Another quality eBook from Chapel Library. In Directions for Profitable Hearing and Reading Puritan pastor and author Richard Baxter exhorts readers to take seriously the disciplines of hearing the Word preached, reading the Scriptures, and reading Christian books. It seems that some view hearing a sermon as a passive exercise and therefore miss out on the profit they could gain from it. Baxter highlights the importance of this means of grace and how our approach should reflect a keen appreciation of it. He urges us to come prayerfully, heartily, attentively, and with purpose. He then stirs the reader to a right approach to reading the Scriptures, the attitude with which to approach them, and thoughts on methods of study. He closes with an exhortation on reading Christian books: why to read, what not to read, and what to read.
He wrote 168 or so separate works -- such treatises as the Christian Directory, the Methodus Theologiae Christianae, and the Catholic Theology, might each have represented the life's work of an ordinary man. His Breviate of the Life of Mrs Margaret Baxter records the virtues of his wife, and reveals Baxter's tenderness of nature. Without doubt, however, his most famous and enduring contribution to Christian literature was a devotional work published in 1658 under the title Call to the Unconverted to Turn and Live. This slim volume was credited with the conversion of thousands and formed one of the core extra-biblical texts of evangelicalism until at least the middle of the nineteenth century.
Richard Baxter was ordained into the Church of England, 1638, but in two years allied with Puritans opposed to the episcopacy of his church. At Kidderminster (1641-60) he made the church a model parish. The church was enlarged to hold the crowds. Pastoral counseling was as important as preaching, and his program for his parish was a pattern for many other ministers. Baxter played an ameliorative role during the English Civil Wars.
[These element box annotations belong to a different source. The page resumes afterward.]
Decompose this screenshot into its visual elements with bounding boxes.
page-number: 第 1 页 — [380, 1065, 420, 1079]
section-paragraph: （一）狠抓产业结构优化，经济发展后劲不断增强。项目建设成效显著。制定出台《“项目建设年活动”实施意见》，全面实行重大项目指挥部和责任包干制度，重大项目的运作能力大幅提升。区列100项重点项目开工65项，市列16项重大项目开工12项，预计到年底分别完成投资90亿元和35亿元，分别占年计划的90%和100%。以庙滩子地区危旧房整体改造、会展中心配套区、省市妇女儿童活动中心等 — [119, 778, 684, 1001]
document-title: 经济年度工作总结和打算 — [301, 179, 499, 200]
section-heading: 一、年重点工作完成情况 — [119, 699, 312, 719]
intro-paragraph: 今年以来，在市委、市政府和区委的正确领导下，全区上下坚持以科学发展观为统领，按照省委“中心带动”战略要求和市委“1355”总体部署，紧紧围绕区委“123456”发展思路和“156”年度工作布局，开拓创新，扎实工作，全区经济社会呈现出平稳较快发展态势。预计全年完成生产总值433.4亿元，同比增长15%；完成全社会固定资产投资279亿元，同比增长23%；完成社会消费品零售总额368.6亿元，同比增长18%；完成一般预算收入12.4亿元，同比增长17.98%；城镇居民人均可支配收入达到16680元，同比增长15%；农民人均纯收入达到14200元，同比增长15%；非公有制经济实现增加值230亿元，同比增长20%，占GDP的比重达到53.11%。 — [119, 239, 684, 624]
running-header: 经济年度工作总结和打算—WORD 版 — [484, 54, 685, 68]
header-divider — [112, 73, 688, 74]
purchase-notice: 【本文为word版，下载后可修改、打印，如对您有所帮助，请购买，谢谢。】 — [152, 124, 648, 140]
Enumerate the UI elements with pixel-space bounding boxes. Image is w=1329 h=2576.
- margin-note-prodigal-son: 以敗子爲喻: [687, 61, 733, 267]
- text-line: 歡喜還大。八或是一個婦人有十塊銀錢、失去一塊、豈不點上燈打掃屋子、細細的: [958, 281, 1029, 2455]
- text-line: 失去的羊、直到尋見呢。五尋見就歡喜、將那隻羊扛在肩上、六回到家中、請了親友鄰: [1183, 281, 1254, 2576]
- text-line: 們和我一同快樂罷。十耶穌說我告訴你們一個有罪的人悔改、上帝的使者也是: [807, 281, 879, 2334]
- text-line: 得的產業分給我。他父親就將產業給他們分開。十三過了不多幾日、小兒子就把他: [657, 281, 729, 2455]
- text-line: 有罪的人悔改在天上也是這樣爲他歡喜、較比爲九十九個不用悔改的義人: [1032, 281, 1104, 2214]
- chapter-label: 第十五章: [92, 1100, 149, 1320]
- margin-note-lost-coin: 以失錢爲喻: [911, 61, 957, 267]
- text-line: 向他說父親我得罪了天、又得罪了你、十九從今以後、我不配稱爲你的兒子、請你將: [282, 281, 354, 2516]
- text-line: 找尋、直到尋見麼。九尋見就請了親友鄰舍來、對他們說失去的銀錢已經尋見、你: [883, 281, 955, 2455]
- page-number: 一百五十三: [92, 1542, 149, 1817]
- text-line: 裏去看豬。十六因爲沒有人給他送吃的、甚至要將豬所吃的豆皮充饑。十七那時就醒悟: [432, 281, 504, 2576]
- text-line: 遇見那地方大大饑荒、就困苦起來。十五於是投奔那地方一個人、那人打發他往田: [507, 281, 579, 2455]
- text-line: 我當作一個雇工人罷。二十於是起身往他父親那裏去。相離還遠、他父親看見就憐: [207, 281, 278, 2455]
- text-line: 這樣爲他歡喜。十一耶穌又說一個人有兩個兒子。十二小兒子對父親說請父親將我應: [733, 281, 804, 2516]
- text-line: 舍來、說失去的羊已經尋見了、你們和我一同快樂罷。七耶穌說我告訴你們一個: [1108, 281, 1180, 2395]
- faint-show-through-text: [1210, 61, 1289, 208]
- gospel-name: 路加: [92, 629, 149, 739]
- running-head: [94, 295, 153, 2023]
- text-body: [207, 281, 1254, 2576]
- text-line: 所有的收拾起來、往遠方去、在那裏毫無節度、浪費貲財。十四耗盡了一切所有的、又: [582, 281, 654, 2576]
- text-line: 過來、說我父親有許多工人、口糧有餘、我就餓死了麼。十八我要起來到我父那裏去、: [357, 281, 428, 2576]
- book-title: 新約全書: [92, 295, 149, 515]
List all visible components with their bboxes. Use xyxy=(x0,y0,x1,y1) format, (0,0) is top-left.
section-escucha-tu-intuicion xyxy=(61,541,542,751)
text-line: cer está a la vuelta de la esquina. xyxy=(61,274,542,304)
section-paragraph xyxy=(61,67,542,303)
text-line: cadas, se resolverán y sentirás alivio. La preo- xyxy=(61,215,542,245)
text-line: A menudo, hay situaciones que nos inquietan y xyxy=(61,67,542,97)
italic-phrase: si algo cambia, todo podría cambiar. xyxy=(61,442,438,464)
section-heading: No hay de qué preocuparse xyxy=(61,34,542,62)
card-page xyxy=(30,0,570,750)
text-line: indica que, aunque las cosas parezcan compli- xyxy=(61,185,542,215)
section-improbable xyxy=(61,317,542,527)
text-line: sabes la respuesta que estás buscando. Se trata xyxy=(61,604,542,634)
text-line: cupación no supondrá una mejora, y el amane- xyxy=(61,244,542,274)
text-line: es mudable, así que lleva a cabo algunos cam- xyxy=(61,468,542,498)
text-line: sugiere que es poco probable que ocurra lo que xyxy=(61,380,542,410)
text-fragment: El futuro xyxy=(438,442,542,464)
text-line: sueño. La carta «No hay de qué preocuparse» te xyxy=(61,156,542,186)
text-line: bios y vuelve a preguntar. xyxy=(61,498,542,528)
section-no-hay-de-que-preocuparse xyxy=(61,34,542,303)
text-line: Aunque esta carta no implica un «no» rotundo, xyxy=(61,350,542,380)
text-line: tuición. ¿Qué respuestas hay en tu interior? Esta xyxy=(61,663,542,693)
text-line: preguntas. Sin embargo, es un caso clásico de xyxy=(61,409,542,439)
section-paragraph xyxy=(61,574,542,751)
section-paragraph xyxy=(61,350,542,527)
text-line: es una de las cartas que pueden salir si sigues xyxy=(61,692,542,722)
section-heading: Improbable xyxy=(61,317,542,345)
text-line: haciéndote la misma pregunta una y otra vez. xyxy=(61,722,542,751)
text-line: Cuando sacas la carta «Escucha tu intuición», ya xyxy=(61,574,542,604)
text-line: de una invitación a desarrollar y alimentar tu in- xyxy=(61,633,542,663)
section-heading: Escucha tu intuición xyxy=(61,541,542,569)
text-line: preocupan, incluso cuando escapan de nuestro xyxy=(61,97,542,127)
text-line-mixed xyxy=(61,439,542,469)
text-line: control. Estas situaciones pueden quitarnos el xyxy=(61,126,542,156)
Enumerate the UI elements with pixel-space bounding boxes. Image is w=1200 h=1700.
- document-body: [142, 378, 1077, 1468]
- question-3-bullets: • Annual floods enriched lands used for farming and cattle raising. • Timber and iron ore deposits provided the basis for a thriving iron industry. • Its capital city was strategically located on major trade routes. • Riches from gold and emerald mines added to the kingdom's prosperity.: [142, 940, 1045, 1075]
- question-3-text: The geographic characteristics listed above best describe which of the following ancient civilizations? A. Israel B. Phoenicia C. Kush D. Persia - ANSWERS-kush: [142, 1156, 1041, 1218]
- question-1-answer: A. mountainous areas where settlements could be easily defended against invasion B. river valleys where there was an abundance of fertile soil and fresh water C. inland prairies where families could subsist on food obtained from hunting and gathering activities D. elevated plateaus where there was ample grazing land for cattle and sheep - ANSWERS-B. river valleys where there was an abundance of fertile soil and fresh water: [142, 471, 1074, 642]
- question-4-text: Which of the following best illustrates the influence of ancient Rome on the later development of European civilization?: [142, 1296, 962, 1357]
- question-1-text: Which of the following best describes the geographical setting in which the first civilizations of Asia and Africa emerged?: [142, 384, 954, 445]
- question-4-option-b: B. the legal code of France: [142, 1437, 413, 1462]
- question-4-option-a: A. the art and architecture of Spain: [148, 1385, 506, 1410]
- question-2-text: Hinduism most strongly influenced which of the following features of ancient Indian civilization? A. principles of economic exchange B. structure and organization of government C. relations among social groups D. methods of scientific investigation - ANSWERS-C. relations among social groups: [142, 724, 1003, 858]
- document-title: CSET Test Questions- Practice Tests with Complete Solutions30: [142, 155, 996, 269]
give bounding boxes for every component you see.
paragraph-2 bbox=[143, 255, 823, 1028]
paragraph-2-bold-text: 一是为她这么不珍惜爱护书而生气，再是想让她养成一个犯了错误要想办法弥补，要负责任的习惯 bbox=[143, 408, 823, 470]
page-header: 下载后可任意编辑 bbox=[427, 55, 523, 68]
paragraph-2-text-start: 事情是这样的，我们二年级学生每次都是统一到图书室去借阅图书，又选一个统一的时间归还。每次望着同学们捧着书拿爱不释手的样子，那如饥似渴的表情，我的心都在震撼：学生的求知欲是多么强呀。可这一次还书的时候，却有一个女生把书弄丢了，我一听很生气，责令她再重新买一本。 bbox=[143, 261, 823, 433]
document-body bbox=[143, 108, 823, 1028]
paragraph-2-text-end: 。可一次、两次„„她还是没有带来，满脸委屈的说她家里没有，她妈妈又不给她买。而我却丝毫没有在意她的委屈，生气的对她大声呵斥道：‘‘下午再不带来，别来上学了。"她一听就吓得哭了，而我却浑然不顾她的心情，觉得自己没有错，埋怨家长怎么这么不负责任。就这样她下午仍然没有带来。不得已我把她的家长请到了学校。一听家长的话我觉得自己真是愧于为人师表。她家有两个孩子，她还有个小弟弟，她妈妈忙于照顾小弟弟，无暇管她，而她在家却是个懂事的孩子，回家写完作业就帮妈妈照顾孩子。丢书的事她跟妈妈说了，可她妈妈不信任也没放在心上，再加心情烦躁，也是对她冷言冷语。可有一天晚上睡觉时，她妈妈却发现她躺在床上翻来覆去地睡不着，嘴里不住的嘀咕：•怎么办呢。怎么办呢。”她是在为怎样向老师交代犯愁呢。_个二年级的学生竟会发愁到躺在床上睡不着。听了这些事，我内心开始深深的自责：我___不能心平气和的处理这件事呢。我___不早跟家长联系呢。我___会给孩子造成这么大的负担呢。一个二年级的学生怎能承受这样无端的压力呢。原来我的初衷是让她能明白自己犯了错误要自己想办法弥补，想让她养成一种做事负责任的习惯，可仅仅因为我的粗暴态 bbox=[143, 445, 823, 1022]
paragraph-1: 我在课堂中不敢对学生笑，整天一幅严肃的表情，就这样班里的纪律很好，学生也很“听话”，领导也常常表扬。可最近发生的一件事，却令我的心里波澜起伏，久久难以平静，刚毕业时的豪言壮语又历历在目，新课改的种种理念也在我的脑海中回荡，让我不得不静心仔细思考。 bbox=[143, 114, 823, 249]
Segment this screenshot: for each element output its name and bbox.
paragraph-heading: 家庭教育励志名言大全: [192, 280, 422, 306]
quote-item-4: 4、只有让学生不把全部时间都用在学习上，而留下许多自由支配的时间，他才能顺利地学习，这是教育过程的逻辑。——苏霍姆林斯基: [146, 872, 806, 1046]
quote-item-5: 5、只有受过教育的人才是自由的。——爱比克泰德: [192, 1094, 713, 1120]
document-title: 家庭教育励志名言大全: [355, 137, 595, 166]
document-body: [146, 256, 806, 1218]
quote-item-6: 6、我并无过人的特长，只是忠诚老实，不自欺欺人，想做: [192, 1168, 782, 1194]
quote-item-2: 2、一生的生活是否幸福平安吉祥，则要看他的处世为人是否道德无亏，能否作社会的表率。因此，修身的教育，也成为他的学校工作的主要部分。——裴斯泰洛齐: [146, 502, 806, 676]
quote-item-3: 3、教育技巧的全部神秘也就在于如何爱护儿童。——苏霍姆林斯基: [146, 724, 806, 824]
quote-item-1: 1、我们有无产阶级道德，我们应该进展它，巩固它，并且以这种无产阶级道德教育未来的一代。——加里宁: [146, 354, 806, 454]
He was a chaplain in the parliamentary army but then helped to restore the king (1660). After the establishment of the monarchy, he fought for toleration of moderate dissent in the Church of England. Persecuted for more than 20 years and was imprisoned (1685) for 18 months, the Revolution of 1688, replacing James II with William and Mary, brought about an Act of Toleration that freed Baxter to express his opinions.